Indicators show that U.S. students are falling behind their global peers in math and science and yet recruiting competent and passionate teachers in these subjects remains one of education's most intractable dilemmas. To address this growing shortage teachHouston – a joint effort between the UH College of Natural Sciences and Mathematics and the College of Education – tries a different approach to teacher training.

The program cultivates its students' interest in teaching by pairing them with master teachers at UH and gives them classroom experience as early as their freshman year. Science and math majors who enroll in teachHouston are assigned a mentor teacher at a Houston-area public school. They observe veteran educators in action and then deliver math and science class lessons themselves.

The compact degree plan, which also includes financial assistance, allows students to work toward their teacher certification as they complete their science or math degree.

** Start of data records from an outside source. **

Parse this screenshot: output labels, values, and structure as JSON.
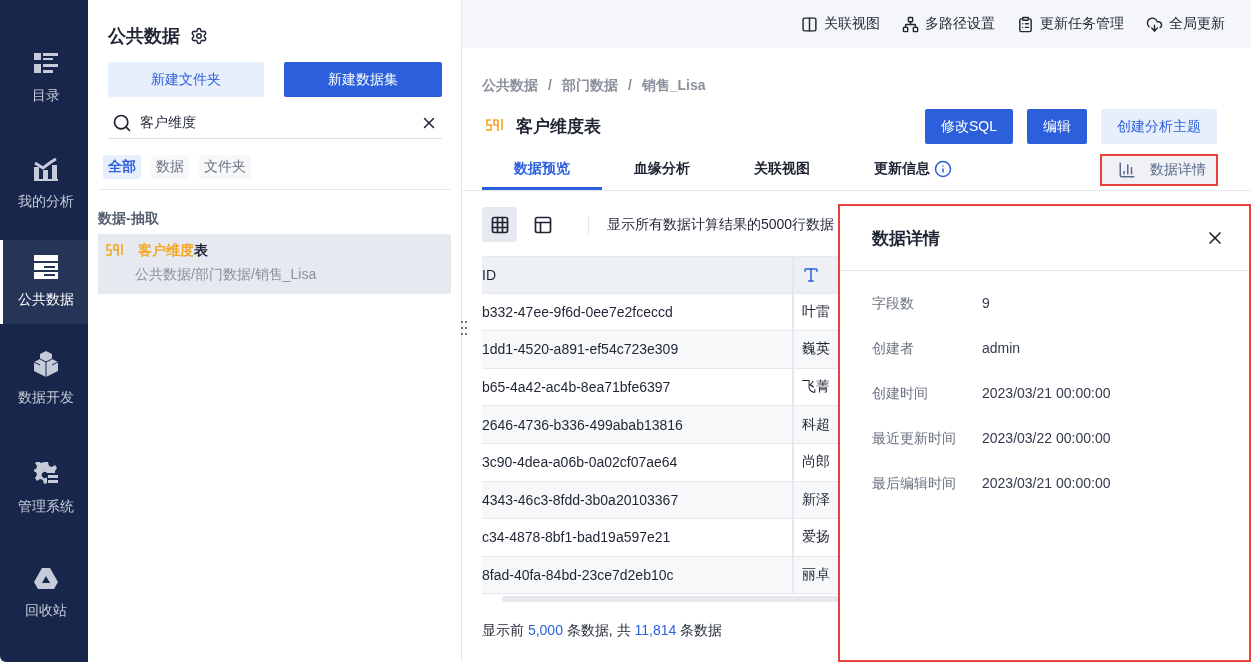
{
  "nav": [
    {
      "label": "目录",
      "selected": false
    },
    {
      "label": "我的分析",
      "selected": false
    },
    {
      "label": "公共数据",
      "selected": true
    },
    {
      "label": "数据开发",
      "selected": false
    },
    {
      "label": "管理系统",
      "selected": false
    },
    {
      "label": "回收站",
      "selected": false
    }
  ],
  "panel": {
    "title": "公共数据",
    "buttons": [
      {
        "label": "新建文件夹",
        "kind": "secondary"
      },
      {
        "label": "新建数据集",
        "kind": "primary"
      }
    ],
    "search": {
      "value": "客户维度"
    },
    "filters": [
      {
        "label": "全部",
        "selected": true
      },
      {
        "label": "数据",
        "selected": false
      },
      {
        "label": "文件夹",
        "selected": false
      }
    ],
    "group": "数据-抽取",
    "results": [
      {
        "match": "客户维度",
        "rest": "表",
        "path": "公共数据/部门数据/销售_Lisa",
        "selected": true
      }
    ]
  },
  "topbar": [
    "关联视图",
    "多路径设置",
    "更新任务管理",
    "全局更新"
  ],
  "breadcrumb": {
    "items": [
      "公共数据",
      "部门数据",
      "销售_Lisa"
    ],
    "separators": [
      "/",
      "/"
    ]
  },
  "dataset": {
    "title": "客户维度表"
  },
  "actions": [
    {
      "label": "修改SQL",
      "kind": "primary"
    },
    {
      "label": "编辑",
      "kind": "primary"
    },
    {
      "label": "创建分析主题",
      "kind": "secondary"
    }
  ],
  "tabs": [
    {
      "label": "数据预览",
      "selected": true,
      "info": false
    },
    {
      "label": "血缘分析",
      "selected": false,
      "info": false
    },
    {
      "label": "关联视图",
      "selected": false,
      "info": false
    },
    {
      "label": "更新信息",
      "selected": false,
      "info": true
    }
  ],
  "details_button": "数据详情",
  "toolbar": {
    "views": [
      {
        "selected": true
      },
      {
        "selected": false
      }
    ],
    "note": "显示所有数据计算结果的5000行数据"
  },
  "table": {
    "columns": [
      {
        "label": "ID"
      },
      {}
    ],
    "rows": [
      [
        "b332-47ee-9f6d-0ee7e2fceccd",
        "叶雷"
      ],
      [
        "1dd1-4520-a891-ef54c723e309",
        "巍英"
      ],
      [
        "b65-4a42-ac4b-8ea71bfe6397",
        "飞菁"
      ],
      [
        "2646-4736-b336-499abab13816",
        "科超"
      ],
      [
        "3c90-4dea-a06b-0a02cf07ae64",
        "尚郎"
      ],
      [
        "4343-46c3-8fdd-3b0a20103367",
        "新泽"
      ],
      [
        "c34-4878-8bf1-bad19a597e21",
        "爱扬"
      ],
      [
        "8fad-40fa-84bd-23ce7d2eb10c",
        "丽卓"
      ]
    ]
  },
  "footer": {
    "prefix": "显示前 ",
    "shown": "5,000",
    "middle": " 条数据, 共 ",
    "total": "11,814",
    "suffix": " 条数据"
  },
  "drawer": {
    "title": "数据详情",
    "fields": [
      {
        "label": "字段数",
        "value": "9"
      },
      {
        "label": "创建者",
        "value": "admin"
      },
      {
        "label": "创建时间",
        "value": "2023/03/21 00:00:00"
      },
      {
        "label": "最近更新时间",
        "value": "2023/03/22 00:00:00"
      },
      {
        "label": "最后编辑时间",
        "value": "2023/03/21 00:00:00"
      }
    ]
  }
}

The program is modeled after UTeach, a widely-acclaimed project at the University of Texas with a proven track record of producing first-rate educators with a passion for teaching. While half of new teachers leave the profession within five years, 80 percent of UTeach graduates are still in the classroom after five years.

Supporting Tomorrow's Teachers Today

The National Math and Science Initiative (NMSI) – an education philanthropy funded by the ExxonMobil Corp., the Bill and Melinda Gates Foundation and others – recently gave UH $2.4 million to start a program similar to UTeach. UH's teachHouston was among a dozen such replication projects undertaken at universities across the country and now boasts the largest enrollment.

Grants covered the program's administrative costs but additional funds are needed for student assistance. Many of UH's brightest science and math majors are foregoing much more lucrative careers because they are committed to educating the next generation of scientists and engineers. The money raised in the teachHouston fundraising appeal this year will be used exclusively for scholarships, work-study stipends and paid internships for teachHouston students. NMSI will match gifts, doubling the impact of each donated dollar.

These math and science students have a passion for teaching even though they will make tens of thousands of dollars less than their peers in the private sector. Scholarships will allow teachHouston's aspiring educators to pursue public service careers without having to worry about crushing student loan debt.